Now we must validate:
- Whether new query plan uses this plan guide (i.e we provided correct
- What is the performance of the query - better or worse?
To validate the first point, we must get query from plan cache and find PlanGuideName attribute within XML. Here is a query that, among some statistical stuff, has uses_plan_guide column and actually provides a way to open query plane and validate that plan guide is in use:
select TOP 100 execution_count, sql_handle, qs.query_hash, plan_handle, qs.query_plan_hash, qt.text, [query_plan] = CAST (qp.query_plan AS XML), creation_time, last_execution_time, qs.total_logical_reads, qs.last_logical_reads, qs.min_logical_reads, qs.max_logical_reads, qs.last_logical_writes, qs.min_logical_writes, qs.max_logical_writes, [avg_logical_reads] = qs.total_logical_reads / 1.0 / qs.execution_count, [total_elapsed_time_ms] = qs.total_elapsed_time / 1000.0, [last_elapsed_time_ms] = qs.last_elapsed_time / 1000.0, [min_elapsed_time_ms] = qs.min_elapsed_time / 1000.0, [max_elapsed_time_ms] = qs.max_elapsed_time / 1000.0, [avg_elapsed_time_ms] = qs.total_elapsed_time / qs.execution_count / 1000.0, [min_worker_time_ms] = qs.min_worker_time / 1000.0, [max_worker_time_ms] = qs.max_worker_time / 1000.0, [avg_worker_time_ms] = qs.total_worker_time / qs.execution_count / 1000.0, [force_index] = CASE CHARINDEX(N' INDEX(', qt.text) WHEN 0 THEN 0 ELSE 1 END, [uses_plan_guide] = CASE CHARINDEX(N' PlanGuideName=', qp.query_plan) WHEN 0 THEN 0 ELSE 1 END, [create_plan_guide] = 'sp_create_plan_guide_from_handle @name = N''[provide_name]'', @plan_handle = ' + CONVERT(NVARCHAR(MAX), qs.plan_handle, 1) + ', @statement_start_offset = ' + CAST(qs.statement_start_offset as NVARCHAR(100)) -- you can use this statement to force this query use currently cached query plan FROM sys.dm_exec_query_stats qs CROSS APPLY sys.dm_exec_sql_text (qs.[sql_handle]) AS qt CROSS APPLY sys.dm_exec_text_query_plan(qs.plan_handle, qs.statement_start_offset, qs.statement_end_offset) AS qp WHERE qt.text LIKE N'%<list_of_224_columns> FROM CUSTINVOICEJOUR A WHERE ((DATAAREAID=@P1) AND ((LEDGERVOUCHER=@P2) AND (INVOICEDATE=@P3)))' ORDER BY qs.total_worker_time DESC
And this query actually gives answer to the second question too -
avg_elapsed_time_ms is of intereset. For me it reads 0,32ms. I can't ask for more! Moreover, within 41 seconds it has
execution_count of 515 times. Compare that to 249 executions in 186 minutes...
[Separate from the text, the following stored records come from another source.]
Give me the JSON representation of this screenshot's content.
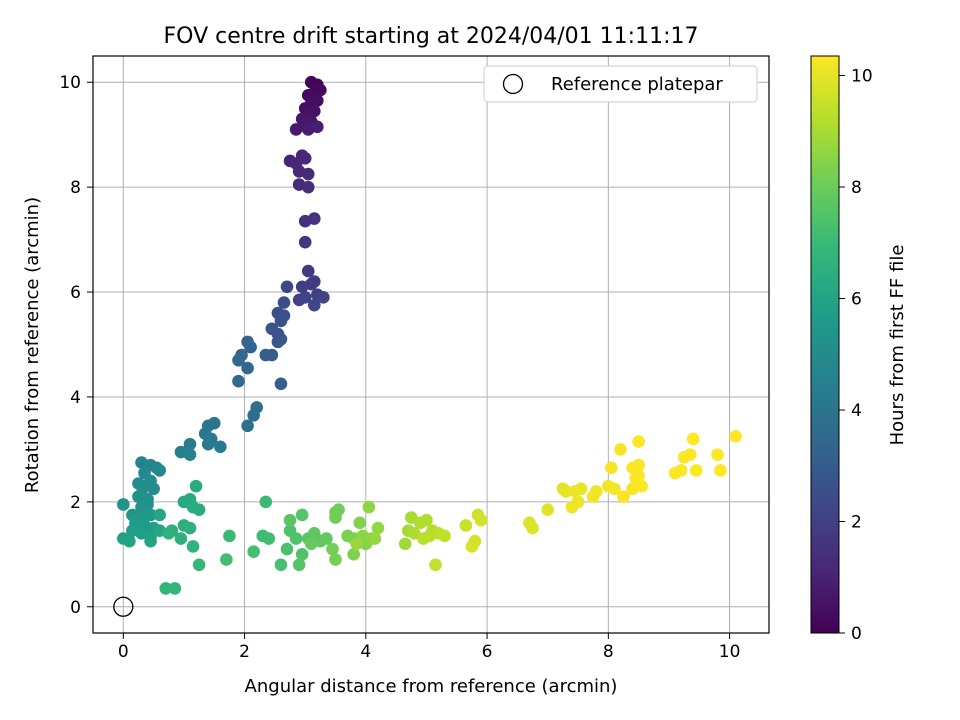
{
  "chart_data": {
    "type": "scatter",
    "title": "FOV centre drift starting at 2024/04/01 11:11:17",
    "xlabel": "Angular distance from reference (arcmin)",
    "ylabel": "Rotation from reference (arcmin)",
    "xlim": [
      -0.5,
      10.65
    ],
    "ylim": [
      -0.5,
      10.5
    ],
    "xticks": [
      0,
      2,
      4,
      6,
      8,
      10
    ],
    "yticks": [
      0,
      2,
      4,
      6,
      8,
      10
    ],
    "grid": true,
    "legend": {
      "placement": "top-right",
      "entries": [
        "Reference platepar"
      ]
    },
    "reference_point": {
      "x": 0,
      "y": 0,
      "label": "Reference platepar"
    },
    "colorbar": {
      "label": "Hours from first FF file",
      "range": [
        0,
        10.35
      ],
      "ticks": [
        0,
        2,
        4,
        6,
        8,
        10
      ],
      "colormap": "viridis"
    },
    "series": [
      {
        "color_value": "hours",
        "points": [
          [
            3.1,
            10.0,
            0.1
          ],
          [
            3.2,
            9.95,
            0.15
          ],
          [
            3.25,
            9.85,
            0.2
          ],
          [
            3.15,
            9.8,
            0.25
          ],
          [
            3.05,
            9.75,
            0.3
          ],
          [
            3.2,
            9.65,
            0.35
          ],
          [
            3.1,
            9.6,
            0.4
          ],
          [
            3.0,
            9.5,
            0.45
          ],
          [
            3.15,
            9.45,
            0.5
          ],
          [
            3.05,
            9.35,
            0.55
          ],
          [
            2.95,
            9.3,
            0.6
          ],
          [
            3.1,
            9.25,
            0.65
          ],
          [
            3.0,
            9.2,
            0.7
          ],
          [
            2.85,
            9.1,
            0.75
          ],
          [
            3.05,
            9.1,
            0.8
          ],
          [
            3.2,
            9.15,
            0.85
          ],
          [
            2.75,
            8.5,
            1.0
          ],
          [
            2.85,
            8.45,
            1.05
          ],
          [
            2.95,
            8.6,
            1.1
          ],
          [
            3.0,
            8.55,
            1.15
          ],
          [
            2.9,
            8.3,
            1.2
          ],
          [
            3.05,
            8.25,
            1.25
          ],
          [
            2.9,
            8.05,
            1.3
          ],
          [
            3.05,
            8.0,
            1.35
          ],
          [
            3.0,
            7.35,
            1.5
          ],
          [
            3.15,
            7.4,
            1.55
          ],
          [
            3.0,
            6.95,
            1.6
          ],
          [
            3.05,
            6.4,
            1.75
          ],
          [
            3.1,
            6.15,
            1.8
          ],
          [
            3.15,
            6.2,
            1.85
          ],
          [
            2.95,
            6.1,
            1.9
          ],
          [
            3.2,
            5.95,
            1.95
          ],
          [
            3.0,
            5.9,
            2.0
          ],
          [
            2.9,
            5.85,
            2.05
          ],
          [
            3.3,
            5.9,
            2.1
          ],
          [
            3.15,
            5.75,
            2.15
          ],
          [
            2.7,
            6.1,
            2.2
          ],
          [
            2.65,
            5.8,
            2.4
          ],
          [
            2.55,
            5.6,
            2.5
          ],
          [
            2.65,
            5.55,
            2.55
          ],
          [
            2.6,
            5.45,
            2.6
          ],
          [
            2.45,
            5.3,
            2.7
          ],
          [
            2.55,
            5.2,
            2.75
          ],
          [
            2.55,
            5.05,
            2.8
          ],
          [
            2.6,
            5.1,
            2.85
          ],
          [
            2.35,
            4.8,
            2.95
          ],
          [
            2.45,
            4.8,
            3.0
          ],
          [
            2.6,
            4.25,
            3.1
          ],
          [
            2.05,
            5.05,
            3.3
          ],
          [
            2.1,
            4.95,
            3.35
          ],
          [
            1.95,
            4.8,
            3.4
          ],
          [
            1.9,
            4.7,
            3.45
          ],
          [
            2.05,
            4.55,
            3.5
          ],
          [
            1.9,
            4.3,
            3.55
          ],
          [
            2.2,
            3.8,
            3.7
          ],
          [
            2.15,
            3.65,
            3.75
          ],
          [
            2.05,
            3.45,
            3.8
          ],
          [
            1.5,
            3.5,
            4.0
          ],
          [
            1.4,
            3.45,
            4.05
          ],
          [
            1.35,
            3.3,
            4.1
          ],
          [
            1.45,
            3.2,
            4.15
          ],
          [
            1.4,
            3.1,
            4.2
          ],
          [
            1.6,
            3.05,
            4.25
          ],
          [
            1.1,
            3.1,
            4.3
          ],
          [
            1.05,
            2.95,
            4.4
          ],
          [
            0.95,
            2.95,
            4.45
          ],
          [
            1.1,
            2.9,
            4.5
          ],
          [
            0.3,
            2.75,
            4.7
          ],
          [
            0.45,
            2.7,
            4.75
          ],
          [
            0.55,
            2.65,
            4.8
          ],
          [
            0.35,
            2.55,
            4.85
          ],
          [
            0.6,
            2.6,
            4.9
          ],
          [
            0.25,
            2.35,
            4.95
          ],
          [
            0.45,
            2.4,
            5.0
          ],
          [
            0.35,
            2.3,
            5.05
          ],
          [
            0.5,
            2.25,
            5.1
          ],
          [
            0.3,
            2.15,
            5.15
          ],
          [
            0.4,
            2.05,
            5.2
          ],
          [
            0.25,
            2.1,
            5.25
          ],
          [
            0.4,
            1.95,
            5.3
          ],
          [
            0.0,
            1.95,
            5.35
          ],
          [
            0.3,
            1.9,
            5.4
          ],
          [
            0.15,
            1.75,
            5.45
          ],
          [
            0.3,
            1.7,
            5.5
          ],
          [
            0.45,
            1.75,
            5.55
          ],
          [
            0.2,
            1.6,
            5.6
          ],
          [
            0.35,
            1.55,
            5.65
          ],
          [
            0.5,
            1.5,
            5.7
          ],
          [
            0.15,
            1.45,
            5.75
          ],
          [
            0.3,
            1.4,
            5.8
          ],
          [
            0.45,
            1.35,
            5.85
          ],
          [
            0.0,
            1.3,
            5.9
          ],
          [
            0.1,
            1.25,
            5.95
          ],
          [
            0.45,
            1.25,
            6.0
          ],
          [
            0.6,
            1.45,
            6.05
          ],
          [
            0.6,
            1.75,
            6.1
          ],
          [
            1.0,
            2.0,
            6.2
          ],
          [
            1.1,
            2.05,
            6.25
          ],
          [
            1.2,
            2.3,
            6.3
          ],
          [
            1.15,
            1.9,
            6.35
          ],
          [
            1.25,
            1.85,
            6.4
          ],
          [
            0.8,
            1.45,
            6.45
          ],
          [
            1.0,
            1.55,
            6.5
          ],
          [
            1.1,
            1.5,
            6.55
          ],
          [
            0.95,
            1.3,
            6.6
          ],
          [
            0.75,
            1.4,
            6.65
          ],
          [
            1.15,
            1.15,
            6.7
          ],
          [
            0.7,
            0.35,
            6.75
          ],
          [
            0.85,
            0.35,
            6.8
          ],
          [
            1.25,
            0.8,
            6.85
          ],
          [
            1.75,
            1.35,
            7.0
          ],
          [
            2.35,
            2.0,
            7.05
          ],
          [
            2.3,
            1.35,
            7.1
          ],
          [
            2.4,
            1.3,
            7.15
          ],
          [
            1.7,
            0.9,
            7.2
          ],
          [
            2.15,
            1.05,
            7.25
          ],
          [
            2.6,
            0.8,
            7.3
          ],
          [
            2.7,
            1.1,
            7.35
          ],
          [
            2.75,
            1.45,
            7.4
          ],
          [
            2.85,
            1.3,
            7.45
          ],
          [
            2.95,
            1.0,
            7.5
          ],
          [
            2.9,
            0.8,
            7.55
          ],
          [
            2.95,
            1.75,
            7.6
          ],
          [
            2.75,
            1.65,
            7.65
          ],
          [
            3.05,
            1.3,
            7.7
          ],
          [
            3.15,
            1.4,
            7.75
          ],
          [
            3.25,
            1.25,
            7.8
          ],
          [
            3.35,
            1.3,
            7.85
          ],
          [
            3.1,
            1.2,
            7.9
          ],
          [
            3.5,
            1.8,
            8.0
          ],
          [
            3.55,
            1.85,
            8.05
          ],
          [
            3.5,
            1.7,
            8.1
          ],
          [
            3.45,
            1.1,
            8.15
          ],
          [
            3.5,
            0.9,
            8.2
          ],
          [
            3.7,
            1.35,
            8.25
          ],
          [
            3.8,
            1.3,
            8.3
          ],
          [
            3.8,
            1.0,
            8.35
          ],
          [
            3.9,
            1.6,
            8.4
          ],
          [
            4.0,
            1.2,
            8.45
          ],
          [
            3.95,
            1.35,
            8.5
          ],
          [
            4.1,
            1.3,
            8.55
          ],
          [
            4.05,
            1.9,
            8.6
          ],
          [
            4.2,
            1.5,
            8.65
          ],
          [
            4.15,
            1.3,
            8.7
          ],
          [
            3.85,
            1.2,
            8.75
          ],
          [
            4.65,
            1.2,
            8.9
          ],
          [
            4.7,
            1.45,
            8.95
          ],
          [
            4.75,
            1.7,
            9.0
          ],
          [
            4.8,
            1.4,
            9.05
          ],
          [
            4.9,
            1.6,
            9.1
          ],
          [
            5.0,
            1.65,
            9.15
          ],
          [
            5.1,
            1.45,
            9.2
          ],
          [
            5.05,
            1.35,
            9.25
          ],
          [
            4.95,
            1.3,
            9.3
          ],
          [
            5.2,
            1.4,
            9.35
          ],
          [
            5.3,
            1.35,
            9.4
          ],
          [
            5.15,
            0.8,
            9.45
          ],
          [
            5.65,
            1.55,
            9.55
          ],
          [
            5.85,
            1.75,
            9.6
          ],
          [
            5.9,
            1.65,
            9.65
          ],
          [
            5.8,
            1.25,
            9.7
          ],
          [
            5.75,
            1.15,
            9.75
          ],
          [
            6.7,
            1.6,
            9.8
          ],
          [
            6.75,
            1.5,
            9.85
          ],
          [
            7.0,
            1.85,
            9.9
          ],
          [
            7.25,
            2.25,
            9.95
          ],
          [
            7.3,
            2.2,
            10.0
          ],
          [
            7.45,
            2.2,
            10.05
          ],
          [
            7.55,
            2.25,
            10.05
          ],
          [
            7.4,
            1.9,
            10.1
          ],
          [
            7.5,
            2.0,
            10.1
          ],
          [
            7.75,
            2.1,
            10.15
          ],
          [
            7.8,
            2.2,
            10.15
          ],
          [
            8.0,
            2.3,
            10.2
          ],
          [
            8.1,
            2.25,
            10.2
          ],
          [
            8.05,
            2.65,
            10.2
          ],
          [
            8.2,
            3.0,
            10.25
          ],
          [
            8.25,
            2.1,
            10.25
          ],
          [
            8.4,
            2.25,
            10.25
          ],
          [
            8.4,
            2.65,
            10.3
          ],
          [
            8.5,
            2.5,
            10.3
          ],
          [
            8.55,
            2.3,
            10.3
          ],
          [
            8.45,
            2.45,
            10.3
          ],
          [
            8.5,
            2.7,
            10.3
          ],
          [
            8.5,
            3.15,
            10.3
          ],
          [
            9.1,
            2.55,
            10.32
          ],
          [
            9.2,
            2.6,
            10.32
          ],
          [
            9.25,
            2.85,
            10.33
          ],
          [
            9.35,
            2.9,
            10.33
          ],
          [
            9.45,
            2.6,
            10.33
          ],
          [
            9.4,
            3.2,
            10.34
          ],
          [
            9.8,
            2.9,
            10.34
          ],
          [
            9.85,
            2.6,
            10.34
          ],
          [
            10.1,
            3.25,
            10.35
          ]
        ]
      }
    ]
  }
}
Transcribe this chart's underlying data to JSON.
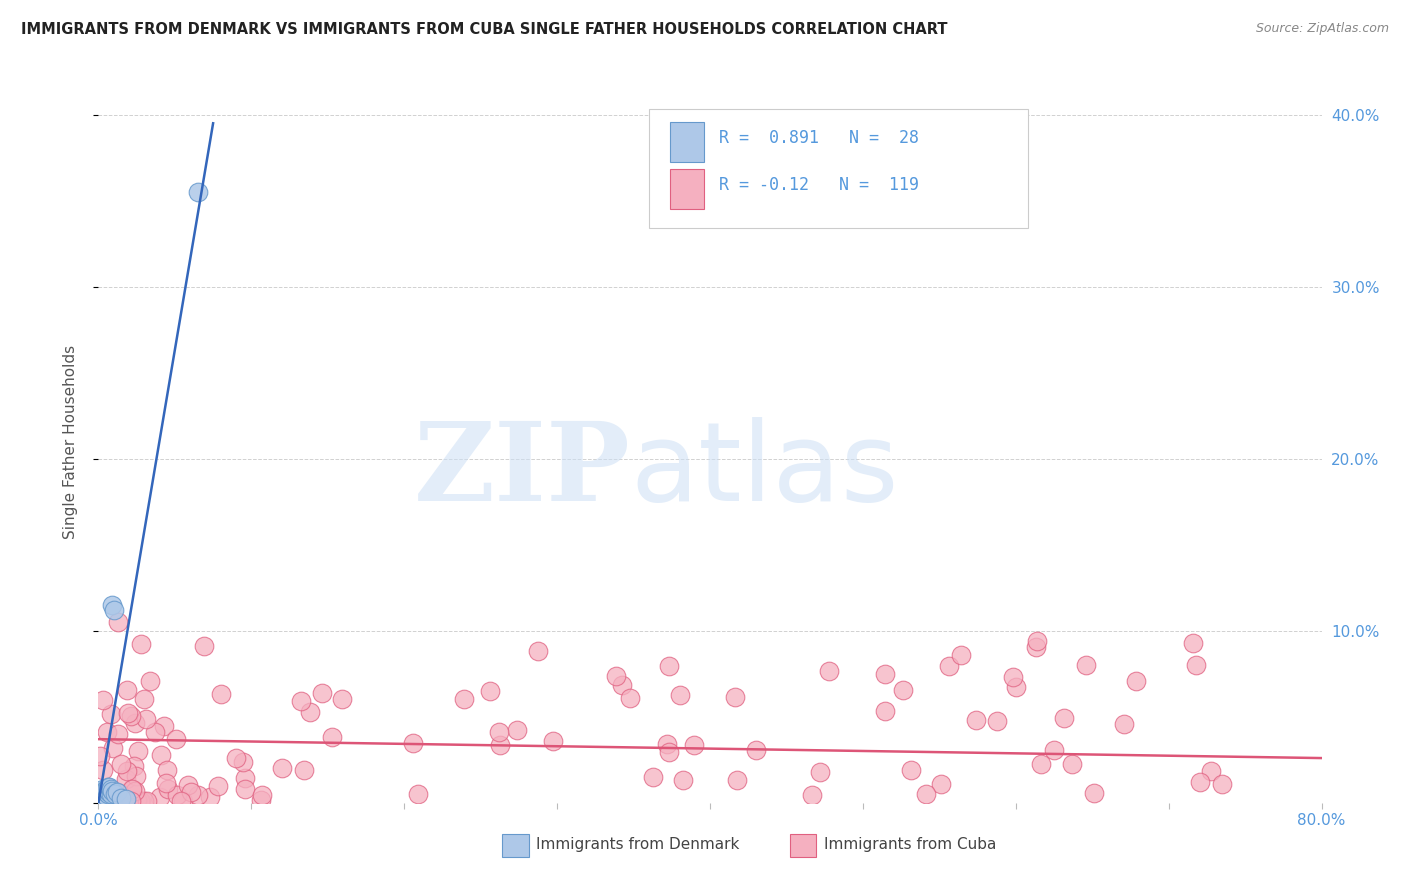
{
  "title": "IMMIGRANTS FROM DENMARK VS IMMIGRANTS FROM CUBA SINGLE FATHER HOUSEHOLDS CORRELATION CHART",
  "source": "Source: ZipAtlas.com",
  "ylabel": "Single Father Households",
  "xlim": [
    0.0,
    0.8
  ],
  "ylim": [
    0.0,
    0.42
  ],
  "x_ticks": [
    0.0,
    0.1,
    0.2,
    0.3,
    0.4,
    0.5,
    0.6,
    0.7,
    0.8
  ],
  "y_ticks": [
    0.0,
    0.1,
    0.2,
    0.3,
    0.4
  ],
  "y_tick_labels_right": [
    "",
    "10.0%",
    "20.0%",
    "30.0%",
    "40.0%"
  ],
  "denmark_color": "#aec8e8",
  "denmark_edge_color": "#6699cc",
  "cuba_color": "#f5b0c0",
  "cuba_edge_color": "#e06080",
  "denmark_line_color": "#3366bb",
  "cuba_line_color": "#dd5577",
  "denmark_R": 0.891,
  "denmark_N": 28,
  "cuba_R": -0.12,
  "cuba_N": 119,
  "tick_color": "#5599dd",
  "denmark_scatter_x": [
    0.001,
    0.001,
    0.002,
    0.002,
    0.003,
    0.003,
    0.003,
    0.004,
    0.004,
    0.004,
    0.005,
    0.005,
    0.005,
    0.006,
    0.006,
    0.006,
    0.007,
    0.007,
    0.008,
    0.008,
    0.009,
    0.009,
    0.01,
    0.011,
    0.012,
    0.015,
    0.018,
    0.065
  ],
  "denmark_scatter_y": [
    0.005,
    0.003,
    0.004,
    0.006,
    0.004,
    0.006,
    0.008,
    0.005,
    0.007,
    0.003,
    0.004,
    0.006,
    0.008,
    0.005,
    0.007,
    0.009,
    0.006,
    0.009,
    0.005,
    0.008,
    0.007,
    0.115,
    0.112,
    0.005,
    0.006,
    0.003,
    0.002,
    0.355
  ],
  "denmark_line_x": [
    0.0,
    0.075
  ],
  "denmark_line_y": [
    0.0,
    0.395
  ],
  "cuba_line_x": [
    0.0,
    0.8
  ],
  "cuba_line_y": [
    0.037,
    0.026
  ]
}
In fact, the job completed so fast, it is no more to be seen on SQL Sentry query stats which has configured 5 seconds of total duration for it to be included. So unless it executes 15k+ times within a minute, I'm not seeing it there.
By the way, if you ever delete/rename index, that doesn't mean SQL Server will error out executing that query - it will disregard the plan guide when compiling query plan. There are performance counter to monitor to know when you have stale plan guides: Misguided Plan Executions/sec
This is certainly a flaw of SQL Server being dumb. However since SQL Server 2017 and onwards, Microsoft is tackling performance issues with some intelligent query processing which includes various feedback mechanisms that SQL Server keeps an eye on whether the particular query plan strategy at hand is good enough and adjusts accordingly. These look promising:
If only the application supported latest-and-greatest SQL Server... so I haven't been able to test out those features.
Anyways, I'm happy that the results are delivered and the system can continue working until the next query is to be found misbehaving...
* Note that for newer SQL Servers there are tools that may assist you with finding bad performing queries, like Query Store. For more advanced DB Users Data Collection could be used or just querying plan cache and sorting by
qs.total_elapsed_time if the query plan is still there. System uses SQL Server 2008R2 that doesn't have Query Store, so using SQL Sentry is just doing the job faster.